The organisation want the Crown Prosecution Service (CPS) to handle the Suarez case as a racist incident, as they have done with Terry, and believe there should be no difference in the treatment of both players.
Chelsea released a statement expressing their upmost support for John Terry after he was charged with a racially aggravated public order offence in connection with the alleged remarks aimed at QPR defender Anton Ferdinand.
Liverpool have also jumped to the defence of their Uruguayan striker who was given an eight-match ban and £40,000 fine by the FA after being found guilty of racially abusing Manchester United’s Patrice Evra.
The SBL are planning to make a formal complaint to the CPS about the racist and offensive language used by Suarez, and are hoping to convince the CPS to launch a full investigation.
The organisation is also hoping the CPS will prosecute the former Ajax man if the result of the investigation gives a reasonable chance of conviction according to the public interest test.
The SBL believes both clubs should have treated the incidents as gross misconduct instead of simply denying the allegations.
Peter Herbert OBE & co-chair of the organisation said: “To our knowledge, neither club has bothered to conduct its own independent investigation or hold a disciplinary hearing.
“If such serious allegations of racism had been made in the workplace, any reasonable employer would consider itself to be under a strict duty to conduct a full, detailed and impartial investigation into the allegations, and not simply to state that they stand behind the denials of the player concerned.
"The punitive effects of racism are felt by thousands of people in Britain each day.

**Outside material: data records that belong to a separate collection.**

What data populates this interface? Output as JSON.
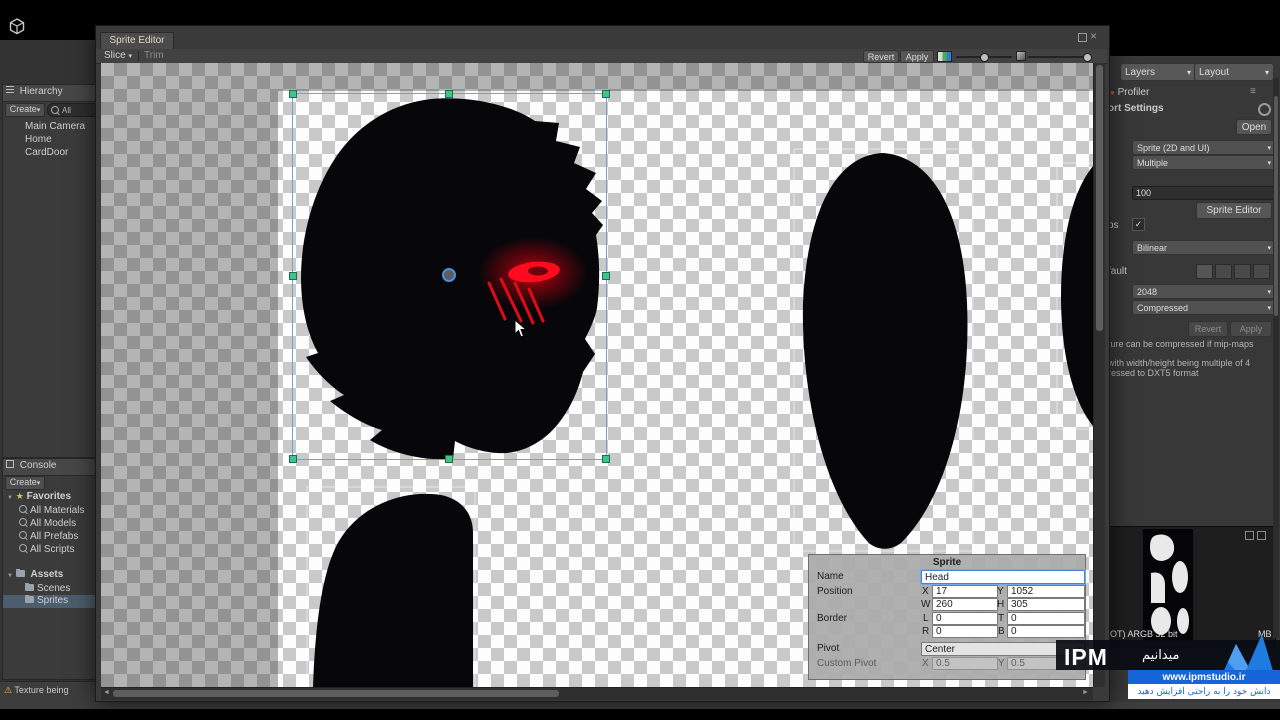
{
  "glyphs": {
    "dropdown": "▾",
    "star": "★",
    "warning": "⚠",
    "check": "✓",
    "menu": "≡",
    "scroll_left": "◄",
    "scroll_right": "►",
    "record_dot": "●",
    "close": "×",
    "expand": "▼",
    "collapse": "▶"
  },
  "colors": {
    "eye_glow": "#ff0019",
    "selection_handle": "#3ec48e",
    "pivot_ring": "#4a90d9",
    "watermark_blue": "#1565d8"
  },
  "hierarchy": {
    "title": "Hierarchy",
    "create": "Create",
    "search_filter": "All",
    "items": [
      "Main Camera",
      "Home",
      "CardDoor"
    ]
  },
  "project": {
    "tab": "Console",
    "create": "Create",
    "favorites": "Favorites",
    "favorite_items": [
      "All Materials",
      "All Models",
      "All Prefabs",
      "All Scripts"
    ],
    "assets": "Assets",
    "folders": [
      "Scenes",
      "Sprites"
    ]
  },
  "status": {
    "message": "Texture being"
  },
  "sprite_editor": {
    "tab": "Sprite Editor",
    "slice": "Slice",
    "trim": "Trim",
    "revert": "Revert",
    "apply": "Apply",
    "panel": {
      "title": "Sprite",
      "name_label": "Name",
      "name": "Head",
      "position_label": "Position",
      "x_label": "X",
      "x": "17",
      "y_label": "Y",
      "y": "1052",
      "w_label": "W",
      "w": "260",
      "h_label": "H",
      "h": "305",
      "border_label": "Border",
      "l_label": "L",
      "l": "0",
      "t_label": "T",
      "t": "0",
      "r_label": "R",
      "r": "0",
      "b_label": "B",
      "b": "0",
      "pivot_label": "Pivot",
      "pivot": "Center",
      "custom_pivot_label": "Custom Pivot",
      "cpx_label": "X",
      "cpx": "0.5",
      "cpy_label": "Y",
      "cpy": "0.5"
    }
  },
  "inspector": {
    "layers": "Layers",
    "layout": "Layout",
    "profiler": "Profiler",
    "import_settings": "ort Settings",
    "open": "Open",
    "sprite_mode": "Sprite (2D and UI)",
    "multiple": "Multiple",
    "pixels_per_unit": "100",
    "sprite_editor_button": "Sprite Editor",
    "mipmap_label": "ps",
    "filter_mode": "Bilinear",
    "platform_tab": "fault",
    "max_size": "2048",
    "format": "Compressed",
    "revert": "Revert",
    "apply": "Apply",
    "help_line1": "ture can be compressed if mip-maps",
    "help_line2": "with width/height being multiple of 4",
    "help_line3": "ressed to DXT5 format",
    "preview_format": "OT)  ARGB 32 bit",
    "preview_size": "MB"
  },
  "watermark": {
    "brand": "IPM",
    "title_fa": "میدانیم",
    "url": "www.ipmstudio.ir",
    "tagline_fa": "دانش خود را به راحتی افزایش دهید"
  }
}
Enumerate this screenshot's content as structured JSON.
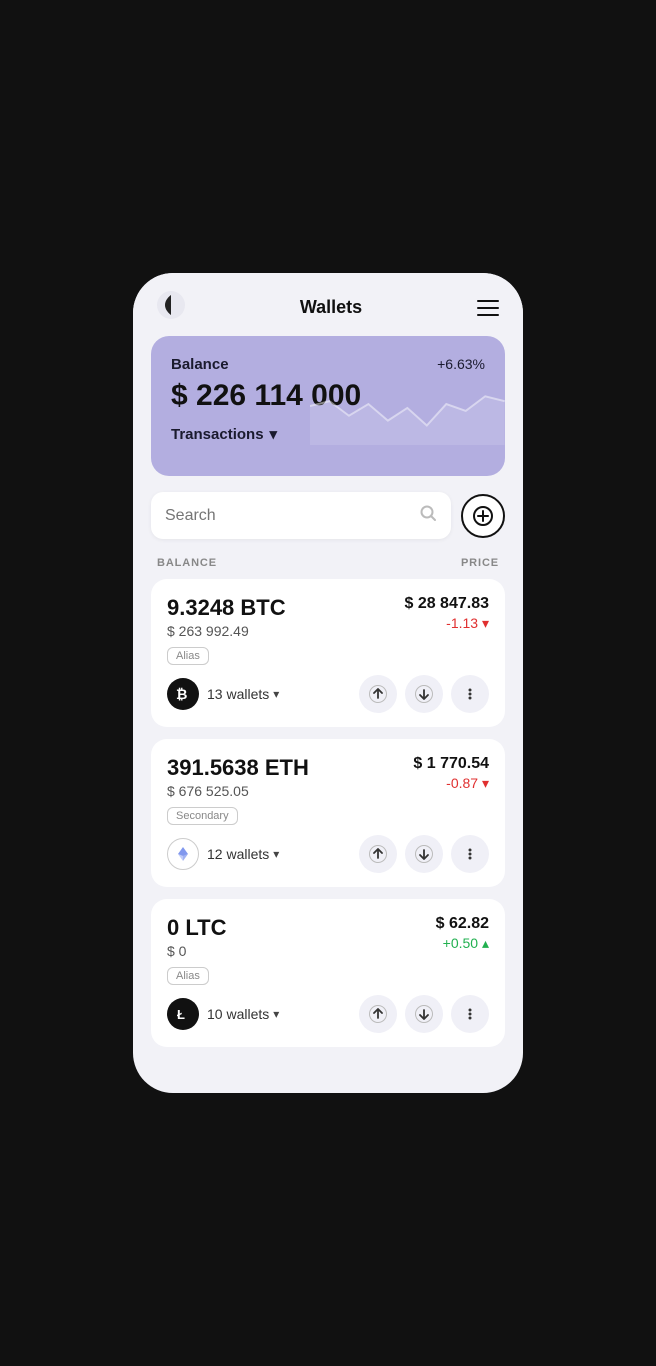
{
  "app": {
    "title": "Wallets"
  },
  "balance_card": {
    "label": "Balance",
    "amount": "$ 226 114 000",
    "percent": "+6.63%",
    "transactions_label": "Transactions"
  },
  "search": {
    "placeholder": "Search"
  },
  "list_headers": {
    "balance": "BALANCE",
    "price": "PRICE"
  },
  "coins": [
    {
      "balance": "9.3248 BTC",
      "usd_value": "$ 263 992.49",
      "alias": "Alias",
      "wallets": "13 wallets",
      "price": "$ 28 847.83",
      "change": "-1.13",
      "change_type": "neg",
      "symbol": "BTC"
    },
    {
      "balance": "391.5638 ETH",
      "usd_value": "$ 676 525.05",
      "alias": "Secondary",
      "wallets": "12 wallets",
      "price": "$ 1 770.54",
      "change": "-0.87",
      "change_type": "neg",
      "symbol": "ETH"
    },
    {
      "balance": "0 LTC",
      "usd_value": "$ 0",
      "alias": "Alias",
      "wallets": "10 wallets",
      "price": "$ 62.82",
      "change": "+0.50",
      "change_type": "pos",
      "symbol": "LTC"
    }
  ]
}
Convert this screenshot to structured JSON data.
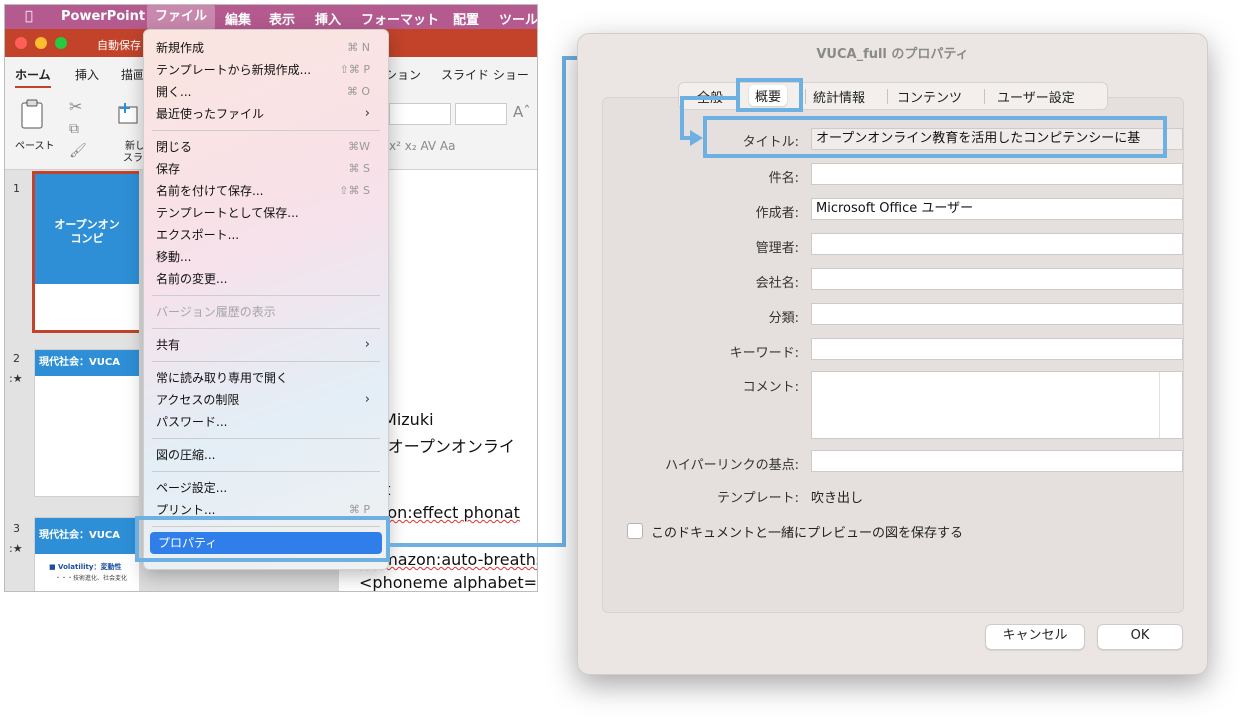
{
  "mac_menubar": {
    "app": "PowerPoint",
    "items": [
      "ファイル",
      "編集",
      "表示",
      "挿入",
      "フォーマット",
      "配置",
      "ツール"
    ]
  },
  "window": {
    "autosave": "自動保存"
  },
  "ribbon": {
    "tabs": [
      "ホーム",
      "挿入",
      "描画",
      "ション",
      "スライド ショー"
    ],
    "paste_label": "ペースト",
    "new_slide_label_1": "新し",
    "new_slide_label_2": "スラ"
  },
  "file_menu": {
    "items": [
      {
        "label": "新規作成",
        "shortcut": "⌘ N"
      },
      {
        "label": "テンプレートから新規作成...",
        "shortcut": "⇧⌘ P"
      },
      {
        "label": "開く...",
        "shortcut": "⌘ O"
      },
      {
        "label": "最近使ったファイル",
        "shortcut": "›"
      },
      {
        "label": "閉じる",
        "shortcut": "⌘W"
      },
      {
        "label": "保存",
        "shortcut": "⌘ S"
      },
      {
        "label": "名前を付けて保存...",
        "shortcut": "⇧⌘ S"
      },
      {
        "label": "テンプレートとして保存..."
      },
      {
        "label": "エクスポート..."
      },
      {
        "label": "移動..."
      },
      {
        "label": "名前の変更..."
      },
      {
        "label": "バージョン履歴の表示"
      },
      {
        "label": "共有",
        "shortcut": "›"
      },
      {
        "label": "常に読み取り専用で開く"
      },
      {
        "label": "アクセスの制限",
        "shortcut": "›"
      },
      {
        "label": "パスワード..."
      },
      {
        "label": "図の圧縮..."
      },
      {
        "label": "ページ設定..."
      },
      {
        "label": "プリント...",
        "shortcut": "⌘ P"
      },
      {
        "label": "プロパティ"
      }
    ]
  },
  "slides": [
    {
      "num": "1",
      "title_1": "オープンオン",
      "title_2": "コンピ"
    },
    {
      "num": "2",
      "title": "現代社会：VUCA"
    },
    {
      "num": "3",
      "title": "現代社会：VUCA",
      "bullet": "■ Volatility：変動性",
      "sub": "・・・技術進化、社会変化"
    }
  ],
  "editor_lines": [
    "ce:Mizuki",
    "pic:オープンオンライ",
    "text",
    "nazon:effect phonat",
    "<amazon:auto-breaths",
    "<phoneme alphabet=\"x"
  ],
  "dialog": {
    "title": "VUCA_full のプロパティ",
    "tabs": [
      "全般",
      "概要",
      "統計情報",
      "コンテンツ",
      "ユーザー設定"
    ],
    "active_tab": "概要",
    "fields": [
      {
        "label": "タイトル:",
        "value": "オープンオンライン教育を活用したコンピテンシーに基"
      },
      {
        "label": "件名:",
        "value": ""
      },
      {
        "label": "作成者:",
        "value": "Microsoft Office ユーザー"
      },
      {
        "label": "管理者:",
        "value": ""
      },
      {
        "label": "会社名:",
        "value": ""
      },
      {
        "label": "分類:",
        "value": ""
      },
      {
        "label": "キーワード:",
        "value": ""
      },
      {
        "label": "コメント:",
        "value": ""
      },
      {
        "label": "ハイパーリンクの基点:",
        "value": ""
      }
    ],
    "template_label": "テンプレート:",
    "template_value": "吹き出し",
    "checkbox_label": "このドキュメントと一緒にプレビューの図を保存する",
    "cancel_label": "キャンセル",
    "ok_label": "OK"
  },
  "colors": {
    "accent_callout": "#6db1e2",
    "menu_selection": "#2f7ee9",
    "powerpoint_red": "#c2432a",
    "slide_blue": "#2e8fd6"
  }
}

The response of the Footbaall Association (FA) and the CPS must be robust to protect others from the humiliation, pain and suffering that this type of hate crime inflicts.
"There is no reason why Suarez should not face criminal charges. When individual football clubs and fellow players – both black and white – endorse this kind of behaviour, they themselves become part of the problem because they stand in the way of the total eradication of racism from the sport.
“Their denial and appeasement reflects an abdication of their role as responsible players or employers.”